Interesting article from Jonathan D. Fitzgerald at Patheos. He notes that research shows that conservative denominations are growing the fastest.
The spread of conservative Christianity is not a ratification of Mohler’s [the president of the Southern Baptist convention] brand of fundamentalism because it is more truthful, but because it does what humans want religion to do: it provides hard and fast answers to the questions we ask. It dictates rules and allows us to bypass the uncomfortable mystery inherent in trying to understand supernatural things. …
Just because something is growing doesn’t mean it’s healthy. …
Can we return the mystery to Christianity, can we celebrate the ambiguities, and work together to forward the Gospel despite differences in theology?
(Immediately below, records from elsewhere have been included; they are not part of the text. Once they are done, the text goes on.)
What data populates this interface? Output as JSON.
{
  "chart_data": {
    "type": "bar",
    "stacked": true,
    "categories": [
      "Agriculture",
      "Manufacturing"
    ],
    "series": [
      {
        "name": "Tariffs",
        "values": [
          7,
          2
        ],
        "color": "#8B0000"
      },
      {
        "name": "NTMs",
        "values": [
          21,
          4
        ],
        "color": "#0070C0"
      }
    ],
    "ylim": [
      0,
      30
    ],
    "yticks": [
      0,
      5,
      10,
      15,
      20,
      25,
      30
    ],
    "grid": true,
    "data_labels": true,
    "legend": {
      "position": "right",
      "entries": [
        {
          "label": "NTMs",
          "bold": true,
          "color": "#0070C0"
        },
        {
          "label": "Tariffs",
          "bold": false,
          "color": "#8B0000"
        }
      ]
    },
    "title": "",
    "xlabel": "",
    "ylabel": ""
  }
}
Or, will we continue to export a rigid brand of Christianity that answers humanity’s modern desire for certainty and our eternal desire for order, but looks more and more like American culture, and less like the culture of the early church? …
It may be more difficult to offer the truth without the comforts associated with rigid laws, but, I am suggesting, it is something more akin to the good news that Jesus charged us with sharing.
Hmm … I have to agree that growth does not prove the excellence of anyone’s theology. There are plenty of movements that are growing rapidly despite offering very poor theology.
And I also agree that legalism offers rules and rituals that provide comfort in entirely the wrong way — “If I sing without an instrument, God will save me.” But that’s hardly the Baptist position.
Are there ambiguities in the scriptures? Of course. Not everything is made plain. But does that mean it’s entirely ambiguous? Or that we should celebrate a failure a grow? And may ambiguity prevent us from dealing with some of the hard teachings? I think not.
So I’m wondering what you think. Is Fitzgerald fair in his treatment of the Baptists?